Observability isn’t about collecting more data or spinning up endless dashboards. It’s about clarity. It’s about helping your team ask better questions, spot issues early, and stay aligned with what really matters — both technically and to the business.


Technical Debt

Technical debt is inevitable, but manageable. When left unchecked, it doesn’t just affect your codebase, it affects your people, delivery, and business.

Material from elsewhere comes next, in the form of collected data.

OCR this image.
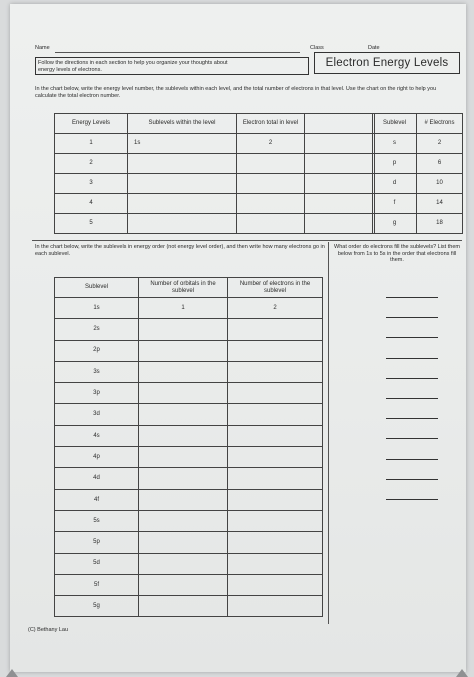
Name	Class	Date
Follow the directions in each section to help you organize your thoughts about energy levels of electrons.
Electron Energy Levels
In the chart below, write the energy level number, the sublevels within each level, and the total number of electrons in that level. Use the chart on the right to help you calculate the total electron number.
Energy Levels	Sublevels within the level	Electron total in level	
1	1s	2	
2			
3			
4			
5			
Sublevel	# Electrons
s	2
p	6
d	10
f	14
g	18
In the chart below, write the sublevels in energy order (not energy level order), and then write how many electrons go in each sublevel.
Sublevel	Number of orbitals in the sublevel	Number of electrons in the sublevel
1s	1	2
2s		
2p		
3s		
3p		
3d		
4s		
4p		
4d		
4f		
5s		
5p		
5d		
5f		
5g		
What order do electrons fill the sublevels? List them below from 1s to 5s in the order that electrons fill them.
(C) Bethany Lau
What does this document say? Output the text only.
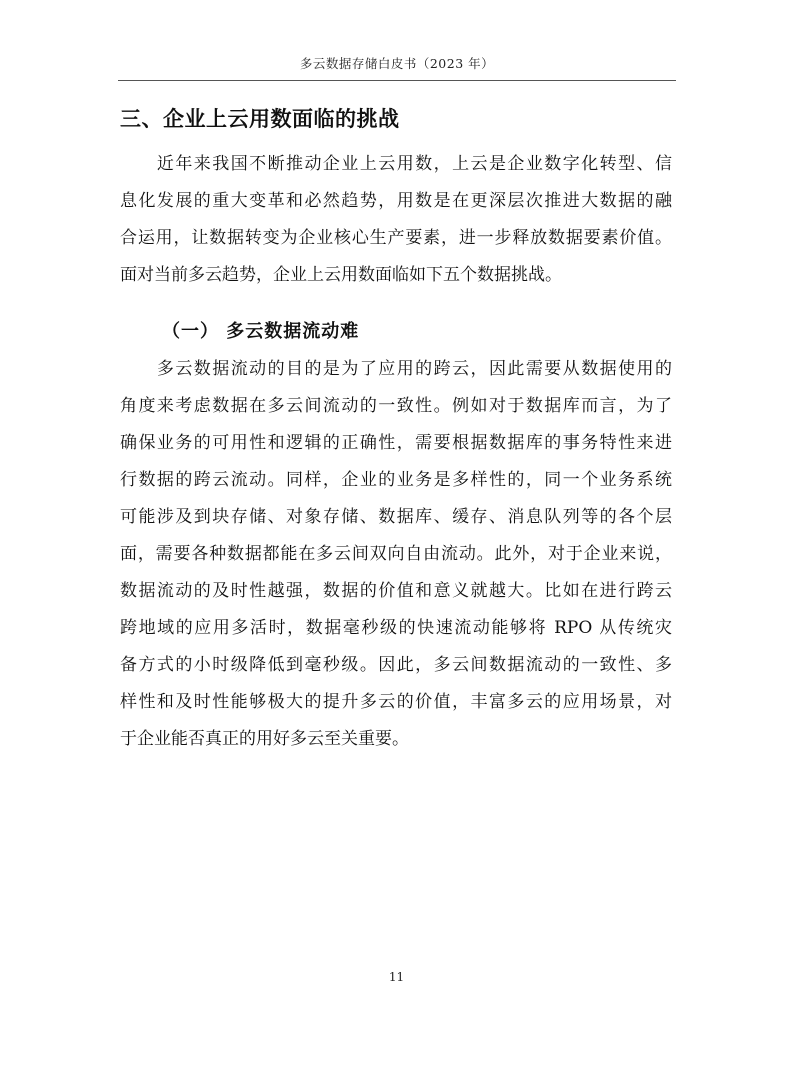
多云数据存储白皮书（2023 年）
三、企业上云用数面临的挑战
　　近年来我国不断推动企业上云用数，上云是企业数字化转型、信
息化发展的重大变革和必然趋势，用数是在更深层次推进大数据的融
合运用，让数据转变为企业核心生产要素，进一步释放数据要素价值。
面对当前多云趋势，企业上云用数面临如下五个数据挑战。
（一） 多云数据流动难
　　多云数据流动的目的是为了应用的跨云，因此需要从数据使用的
角度来考虑数据在多云间流动的一致性。例如对于数据库而言，为了
确保业务的可用性和逻辑的正确性，需要根据数据库的事务特性来进
行数据的跨云流动。同样，企业的业务是多样性的，同一个业务系统
可能涉及到块存储、对象存储、数据库、缓存、消息队列等的各个层
面，需要各种数据都能在多云间双向自由流动。此外，对于企业来说，
数据流动的及时性越强，数据的价值和意义就越大。比如在进行跨云
跨地域的应用多活时，数据毫秒级的快速流动能够将 RPO 从传统灾
备方式的小时级降低到毫秒级。因此，多云间数据流动的一致性、多
样性和及时性能够极大的提升多云的价值，丰富多云的应用场景，对
于企业能否真正的用好多云至关重要。
11
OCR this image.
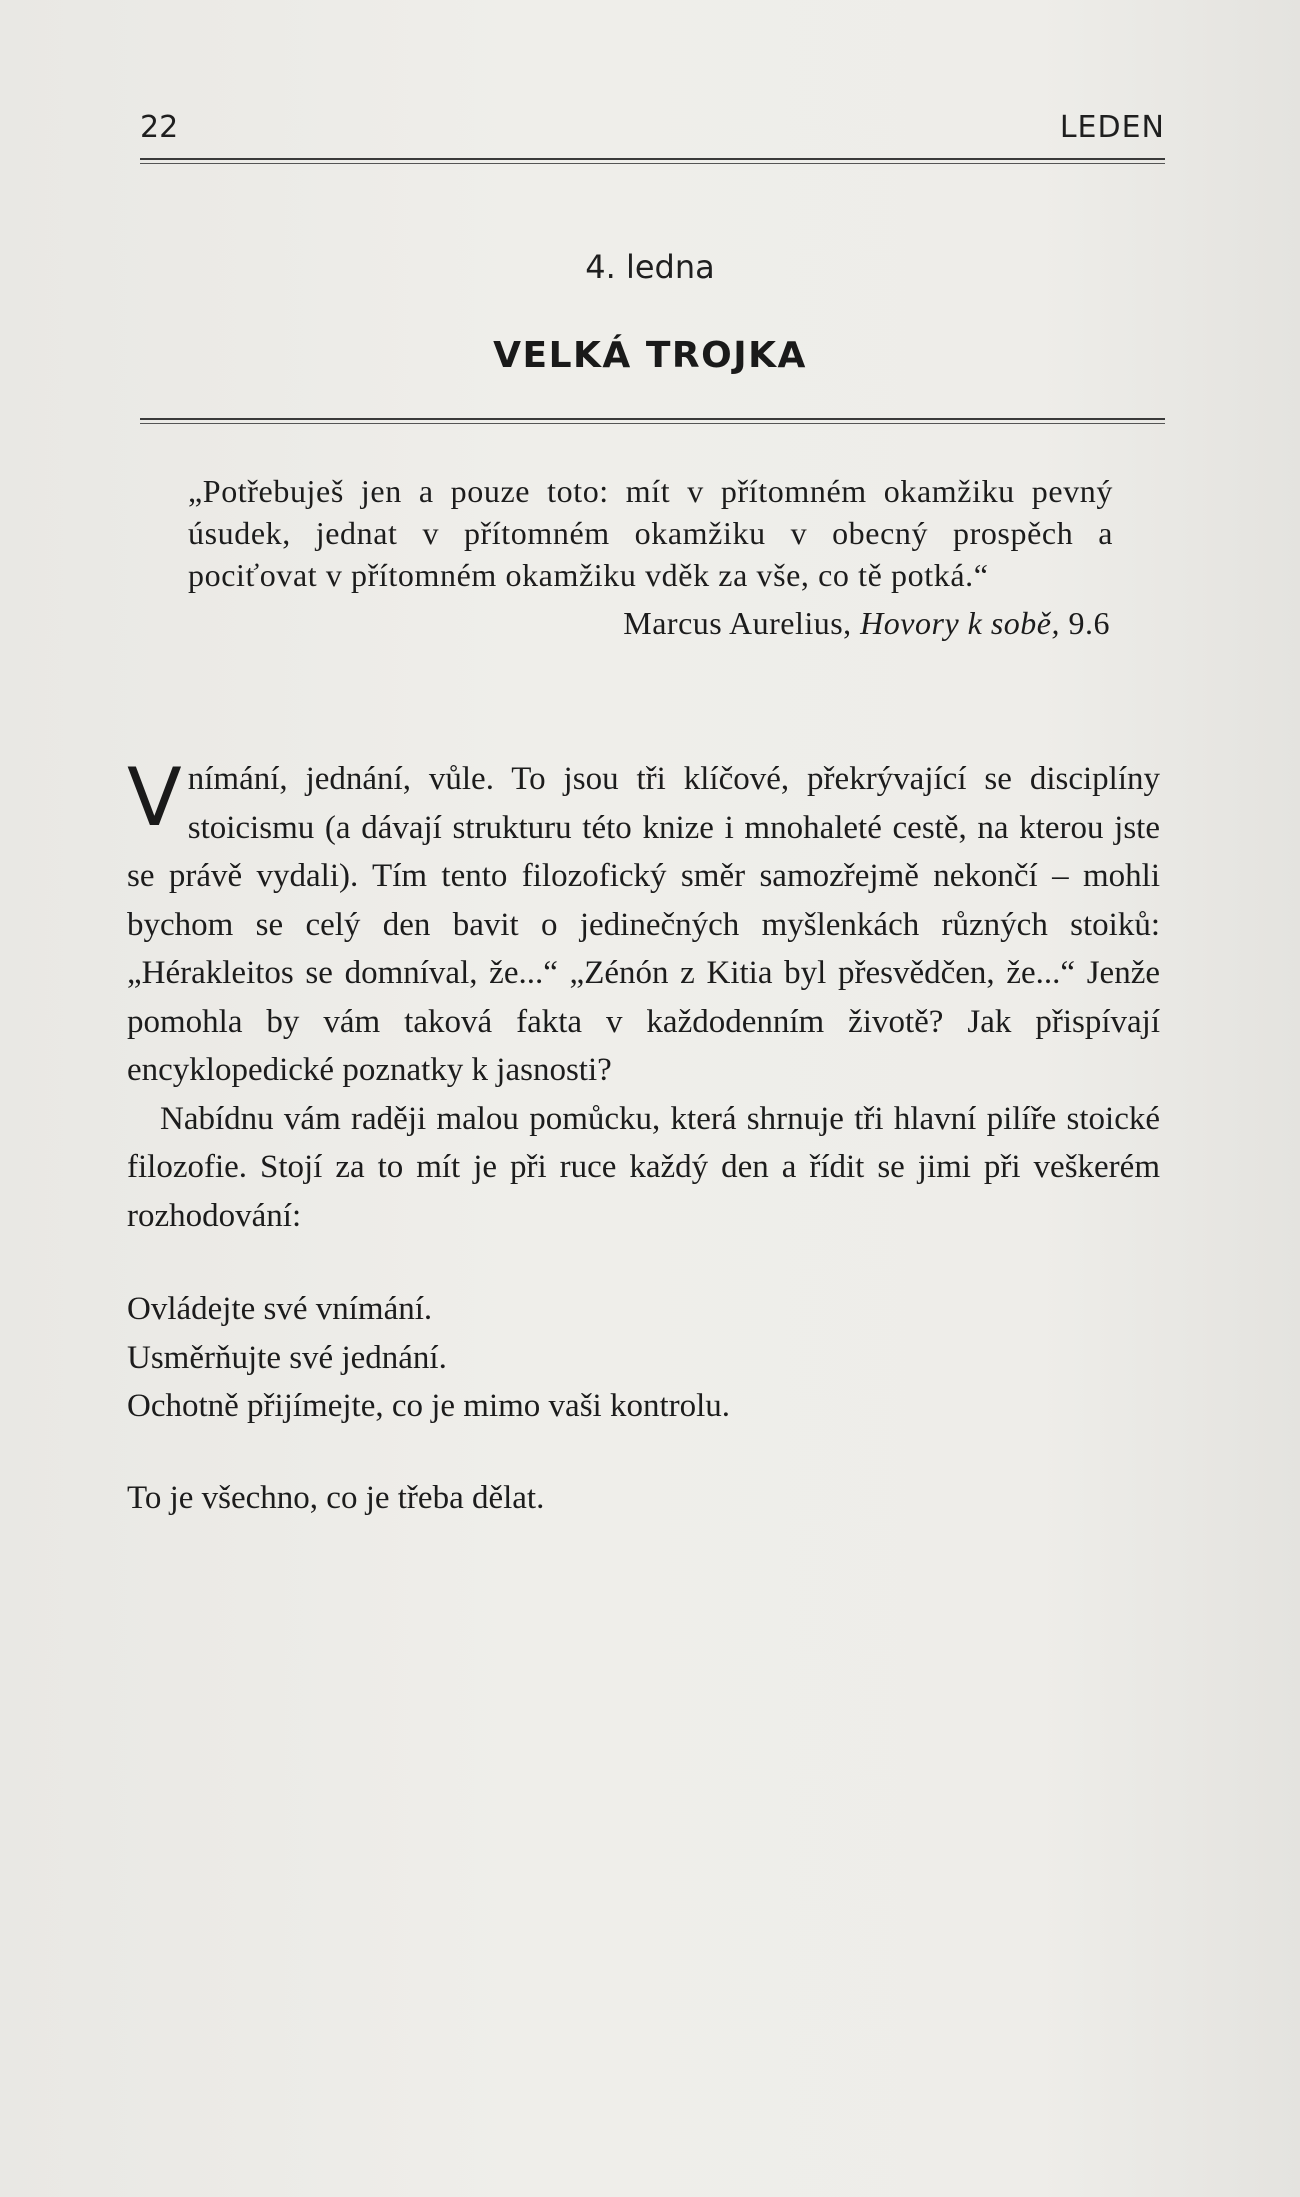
22	LEDEN
4. ledna
VELKÁ TROJKA

„Potřebuješ jen a pouze toto: mít v přítomném okamžiku pevný úsudek, jednat v přítomném okamžiku v obecný prospěch a pociťovat v přítomném okamžiku vděk za vše, co tě potká.“

Marcus Aurelius, Hovory k sobě, 9.6

Vnímání, jednání, vůle. To jsou tři klíčové, překrývající se disciplíny stoicismu (a dávají strukturu této knize i mnohaleté cestě, na kterou jste se právě vydali). Tím tento filozofický směr samozřejmě nekončí – mohli bychom se celý den bavit o jedinečných myšlenkách různých stoiků: „Hérakleitos se domníval, že...“ „Zénón z Kitia byl přesvědčen, že...“ Jenže pomohla by vám taková fakta v každodenním životě? Jak přispívají encyklopedické poznatky k jasnosti?

Nabídnu vám raději malou pomůcku, která shrnuje tři hlavní pilíře stoické filozofie. Stojí za to mít je při ruce každý den a řídit se jimi při veškerém rozhodování:

Ovládejte své vnímání.
Usměrňujte své jednání.
Ochotně přijímejte, co je mimo vaši kontrolu.
To je všechno, co je třeba dělat.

Technical debt gradually erodes team productivity and slows down development cycles, making it harder to ship features or iterate quickly. As the codebase grows, the likelihood of bugs and defects increases—undermining product quality and user trust. Delivery timelines stretch, and the time-to-market for new features suffers.

Beyond the technical realm, debt can lead to stakeholder frustration, especially when delays or instability affect customer experience. It raises maintenance costs and diverts resources from innovation, reducing your ability to adopt new technologies or scale effectively. Over time, this misalignment between business goals and technical reality introduces risk—whether through security vulnerabilities, platform limitations, or strategic inflexibility.

Addressing technical debt proactively is essential to maintain agility, reduce operational drag, and keep the focus on building value.

There are different types of Technical Debt:

- Dependencies: Outdated or hard-to-maintain tools/libraries.

- Patterns: Poor design choices that cause recurring issues.

- Redundancies: Duplicated logic or fragmented systems.

- Abstract Elements: Unclear goals or shifting requirements.

- Legacy Templates: Inefficient scaffolding holding teams back.

- Concept Debt: Building unused or unnecessary features.

And different strategies to tackle and prevent it:

- Automate and update dependencies.

- Prioritize refactoring and enforce design reviews.

- Audit and consolidate duplicated components.

- Align abstract ideas with concrete business value.

- Modernize outdated templates and practices.

- Validate feature ideas early—only build what matters.

- Use agile workflows to identify issues early.

- Invest in code quality (reviews, pair programming, static analysis).

- Keep teams trained and current.

- Foster cross-team alignment.

- Design for change—anticipate growth.

- Schedule time to refactor and clean up.

Technical debt isn’t just a tech issue. It’s a business issue. Managing it well is a competitive advantage.


Lessons from Working with LLMs

I’ve been actively exploring large language models (LLMs) and chatbots, particularly since the release of DeepSeek. Working with them both in the cloud and locally, I’ve applied them to various scenarios—from software development and finance to mentoring, data analysis, and even travel planning.

Recently, I was analyzing a very large dataset and ran into a roadblock: the file size was simply too large for the LLM to process effectively. I tried several approaches—cleaning, transforming, compressing, and even splitting the data into smaller chunks. In essence, I was adapting my problem to fit the tool.

Then, in one of my iterations, something unexpected happened. The LLM itself suggested that perhaps I was using the wrong tool for the job. And it was right. I was so focused on making the problem work within the constraints of an LLM that I overlooked more suitable solutions.

It was a classic case of “when all you have is a hammer, everything looks like a nail.” This experience was a great reminder that while LLMs are incredibly powerful, they are not a one-size-fits-all solution. Choosing the right tool for the task is just as important as understanding the problem itself.


Conway’s Law

"Any organization that designs a system will produce a design whose structure is a copy of the organization's communication structure."

This principle is more than just an observation; it’s a strategic insight. The way teams are structured and communicate within an organization profoundly impacts the systems, products, and services they deliver.

Team organization is an ongoing process that must evolve with the business. Revisiting and refining team topologies is essential to maintaining alignment and achieving success.